Young fill SOA protest ranks

By PATRICK O’NEILL

COLUMBUS, GA
High school junior Ben Stracquatanio certainly looked out of place among the myriad peace activists gathered along Benning Rd. Sunday as part of the annual SOA Watch rally and mock funeral procession.

The St. Peter Prep junior was sporting a T-Shirt with the message: “Peace Through Superior Firepower.”

Stracquatanio, 16, traveled with 15 of his classmates from Jersey City, NJ to join other Catholic high school and college students who make up a huge percentage of the folks who come to the gates of Army Post Ft. Benning each fall to protest against the Western Hemisphere Institute for Security Cooperation (formerly the School of the Americas, SOA), a US Army training school for Latin American soldiers.
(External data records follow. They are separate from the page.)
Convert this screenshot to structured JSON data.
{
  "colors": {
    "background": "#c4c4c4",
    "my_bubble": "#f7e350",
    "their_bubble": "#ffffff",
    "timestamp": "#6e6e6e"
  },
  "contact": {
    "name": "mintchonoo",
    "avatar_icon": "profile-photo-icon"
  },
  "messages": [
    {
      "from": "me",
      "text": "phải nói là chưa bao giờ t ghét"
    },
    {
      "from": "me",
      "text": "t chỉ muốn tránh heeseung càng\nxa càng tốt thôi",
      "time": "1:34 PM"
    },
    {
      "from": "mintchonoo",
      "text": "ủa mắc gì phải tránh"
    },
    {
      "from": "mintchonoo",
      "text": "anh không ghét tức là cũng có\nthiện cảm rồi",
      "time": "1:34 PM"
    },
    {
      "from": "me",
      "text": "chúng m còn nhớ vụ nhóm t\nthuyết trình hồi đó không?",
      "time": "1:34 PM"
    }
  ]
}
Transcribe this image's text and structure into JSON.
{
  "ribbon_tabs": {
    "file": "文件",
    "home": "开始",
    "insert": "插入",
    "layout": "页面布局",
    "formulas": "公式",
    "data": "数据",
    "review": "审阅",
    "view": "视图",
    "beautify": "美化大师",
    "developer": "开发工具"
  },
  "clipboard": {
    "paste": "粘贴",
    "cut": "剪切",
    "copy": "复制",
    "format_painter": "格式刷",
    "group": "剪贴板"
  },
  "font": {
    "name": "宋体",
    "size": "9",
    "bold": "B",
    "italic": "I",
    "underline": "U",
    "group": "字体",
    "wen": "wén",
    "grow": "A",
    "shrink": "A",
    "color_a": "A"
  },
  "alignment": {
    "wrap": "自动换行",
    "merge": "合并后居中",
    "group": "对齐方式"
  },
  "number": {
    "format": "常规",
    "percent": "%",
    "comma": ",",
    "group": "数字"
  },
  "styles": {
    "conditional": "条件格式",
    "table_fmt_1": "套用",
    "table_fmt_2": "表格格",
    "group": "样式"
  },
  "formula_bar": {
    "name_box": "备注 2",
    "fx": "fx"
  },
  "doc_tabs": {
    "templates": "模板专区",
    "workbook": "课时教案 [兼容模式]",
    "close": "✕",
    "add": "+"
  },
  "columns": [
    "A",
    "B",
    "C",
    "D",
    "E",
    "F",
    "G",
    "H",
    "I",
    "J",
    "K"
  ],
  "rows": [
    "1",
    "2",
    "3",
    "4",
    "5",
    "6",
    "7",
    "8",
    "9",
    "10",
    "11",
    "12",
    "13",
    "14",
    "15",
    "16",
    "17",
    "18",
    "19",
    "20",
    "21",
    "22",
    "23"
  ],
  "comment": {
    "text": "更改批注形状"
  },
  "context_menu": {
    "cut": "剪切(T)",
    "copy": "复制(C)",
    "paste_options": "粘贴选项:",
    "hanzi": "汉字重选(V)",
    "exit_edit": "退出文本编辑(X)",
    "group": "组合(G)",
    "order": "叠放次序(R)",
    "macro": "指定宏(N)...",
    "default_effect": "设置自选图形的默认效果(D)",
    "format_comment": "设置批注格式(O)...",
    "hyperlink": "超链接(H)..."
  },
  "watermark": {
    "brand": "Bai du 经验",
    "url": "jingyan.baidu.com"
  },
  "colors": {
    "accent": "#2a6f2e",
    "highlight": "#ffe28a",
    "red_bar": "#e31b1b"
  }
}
“I’ve always had a very militaristic view of the world,” Stracquatanio told NCR. “So I came to learn more about the other side and hear more about the people who had died through this program -- tortured, executed, disappeared.”
Stracquatanio, and the other students were there under the tutelage of Erich Sekel, St. Peter’s assistant director of campus ministry. Stracquatanio doesn’t dispute the charges of torture and murder attributed to SOA graduates, but he still plans to join the military after he completes college.

“I do not feel that the (SOA) should be closed necessarily but definitely reformed,” Stracquatanio said. “I think more reforms are necessary.”

Sekel, 28, in his second year at St. Peter, calls himself a pacifist. Sekel said his father was a conscientious objector during the Vietnam War, and was prosecuted for his refusal to fight.

“I see no benefit to violence,” Sekel said as five of his students looked on. The students “came down to learn ... In the end my job is to bring awareness to social issues. That’s why we brought them down.”

The educational plane trip to Georgia hopefully will help the students “learn to see the other side, to understand what happens outside the mainstream media," Sekel said. “If that happens, I have done my job.”

Stracquatanio appears to have learned a few things from his trip. Coming to Ft. Benning “lets me see the people,” Stracquatanio said. “They’re not statistics anymore. It’s not, ‘OK, there were five dead bodies.’ You see who they were. You see what t hey fought for.”

Still, Stracquatanio sees the life of a soldier in his future.
“I don’t want a military that goes out hunting down people,” Stracquatanio said. “I want a military that fights for the people.”